I woke up Monday morning in a weird “excited yet exhausted” state, the result of a late-night Swearing In Eve bash and the official conclusion of pre-service training. In the matter of only a couple of hours, yours truly would finally be able to call myself a real, live Peace Corps Volunteer! To commemorate the occasion, I sported my official PCV t-shirt that every volunteer around the world gets. We received the shirts Friday afternoon, but I didn’t want to jinx anything so decided to save it’s maiden wearing for swearing-in day.
Breakfast brought a whole new wave of anxieties and nerves, as the dining room was not only filled with American almost-PCVs, but also an overwhelming number of Thai counterparts, the people we’ll be working along side of for the next two years and who’d be taking us “home” in a couple of days. Many people compared the morning to a blind date, as volunteers and counterparts only knew what each other looked like from photos. It made for an interesting dose of awkward to go with my morning coffee and toast.
Our swearing-in ceremony was very much like a high school graduation, minus my forest green robes and hats (oh, the hats – not one of my favorite accessories). Distinguished guests, including our Peace Corps Country Director, C. Howard Williams, and the United States Ambassador to Thailand, Glyn T. Davies, spoke and thanked the incoming PCV class for our service and dedication to the people of Thailand.
In a very official and goosebump-ey fashion, we raised our right hands and recited the oath that more than 5,000 others in Thailand have taken before us. As I listened to the very surreal sound of my own voice repeating the words Howard said for us, I couldn’t help but smile and think to myself, “Wow, this is for real.”
Peace Corps Volunteer Oath
I, (first name, last name) do solemnly swear that I will support and defend the Constitution of the United States against all enemies, foreign and domestic; that I will bear true faith and allegiance to the same; that I take this obligation freely, without any mental reservation or purpose of evasion; and that I will well and faithfully discharge the duties of the office on which I am about to enter. [So help me God.]
When the ceremony was over, the group of newly sworn-in volunteers broke into a picture-taking frenzy and buzzed around the ballroom for a long while.
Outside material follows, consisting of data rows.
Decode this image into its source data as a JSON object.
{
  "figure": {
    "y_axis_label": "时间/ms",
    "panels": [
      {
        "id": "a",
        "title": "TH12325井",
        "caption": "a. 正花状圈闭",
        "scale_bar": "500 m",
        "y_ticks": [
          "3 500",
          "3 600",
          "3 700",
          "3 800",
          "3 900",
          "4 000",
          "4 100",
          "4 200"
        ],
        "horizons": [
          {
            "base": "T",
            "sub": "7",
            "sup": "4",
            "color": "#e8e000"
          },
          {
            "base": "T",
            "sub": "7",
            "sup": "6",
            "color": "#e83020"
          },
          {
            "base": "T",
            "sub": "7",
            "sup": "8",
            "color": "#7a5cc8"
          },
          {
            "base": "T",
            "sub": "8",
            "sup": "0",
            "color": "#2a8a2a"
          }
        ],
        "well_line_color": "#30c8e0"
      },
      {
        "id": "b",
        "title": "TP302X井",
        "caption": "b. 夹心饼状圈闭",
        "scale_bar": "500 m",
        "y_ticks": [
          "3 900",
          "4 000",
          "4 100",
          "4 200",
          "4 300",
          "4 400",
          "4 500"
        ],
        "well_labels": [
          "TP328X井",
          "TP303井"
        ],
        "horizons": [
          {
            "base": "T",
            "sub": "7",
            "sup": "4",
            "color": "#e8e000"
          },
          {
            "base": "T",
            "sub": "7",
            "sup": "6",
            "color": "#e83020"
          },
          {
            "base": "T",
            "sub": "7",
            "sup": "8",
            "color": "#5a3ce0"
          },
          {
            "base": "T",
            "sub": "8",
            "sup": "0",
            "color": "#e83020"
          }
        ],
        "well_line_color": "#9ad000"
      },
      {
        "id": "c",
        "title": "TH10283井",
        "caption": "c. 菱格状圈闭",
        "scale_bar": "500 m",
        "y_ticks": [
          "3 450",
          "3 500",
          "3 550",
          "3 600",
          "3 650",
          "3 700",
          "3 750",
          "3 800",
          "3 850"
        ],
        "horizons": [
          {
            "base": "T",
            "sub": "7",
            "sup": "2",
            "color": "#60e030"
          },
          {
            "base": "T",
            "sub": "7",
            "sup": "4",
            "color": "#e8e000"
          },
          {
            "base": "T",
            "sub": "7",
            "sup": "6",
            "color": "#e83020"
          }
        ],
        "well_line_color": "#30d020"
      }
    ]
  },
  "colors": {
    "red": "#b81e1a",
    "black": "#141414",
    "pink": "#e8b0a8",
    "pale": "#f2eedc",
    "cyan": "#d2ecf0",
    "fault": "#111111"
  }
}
After getting my cliché “flag picture” and taking selfies with my beloved language Ajaans, I slipped away from the madness to say hello to an unexpected attendee.
Prior to the event, I didn’t know Emily, who works for the American embassy in Bangkok, would be attending the day’s festivities. Although I had never actually met Emily in person, I knew a lot about her because our moms are both volunteers for the same medical non-profit in Wisconsin. As if that’s not enough of a connection for you, Emily’s brother, Tim, is actually married to one of my friend’s sisters. Yes, okay, it’s not a direct connection or anything, but it definitely fits into that “six degrees of separation” thing people talk about. Regardless of the connection, it was great to see Emily, who also happens to be a Returned PCV, at such an exciting, momentous event!
After taking a couple more photos with friends and PC staff members, I was again approached by Emily, but this time she wasn’t alone. As a quick confused look spread across my face, I noticed Emily was caring a gift bag and a big, orange envelope. Emily explained that she actually knew she was attending the ceremony a couple of weeks ago, but wanted to keep it a secret so she could orchestrate a surprise. Just as she finished explaining, my eyes welled with tears as I finally noticed the handwriting on the outside of the orange envelope; who could mistake their own mom’s handwriting after all? At this point, Ambassador Davies and Director Williams approached to admit that they, too, were in on the surprise. Another photo-op and lots of congratulatory hugs followed, but I waited to open the envelope until I was in a more private setting because, thanks to those famous Allard emotional genes, I knew there’d be a flood of tears.
When lunch was over I did just that, I snuck away to my hotel room and opened the envelope to find two cards, one from friends and another from family. Both cards were filled with notes, congratulations, and love, each of which warmed my heart and fueled my many happy tears. Oh, and the gift bag contained two packages of American Oreos (regular and mint!), not the Thai ripoff Oreos with half as much filling. Yummy yummy!
I know I’ve said it before, but there’s absolutely no way I’d be where I am right now, doing what I’m doing without the people at home cheering me on, encouraging me and pushing me to overcome the challenges. So, to those who signed the cards, I can’t thank you enough for making my very special day even more special. And for those who didn’t sign anything but are still reading my blog and sending well wishes, thank you as well. In no way will the next two years be a solo journey and I’m beyond excited to share it with all of you.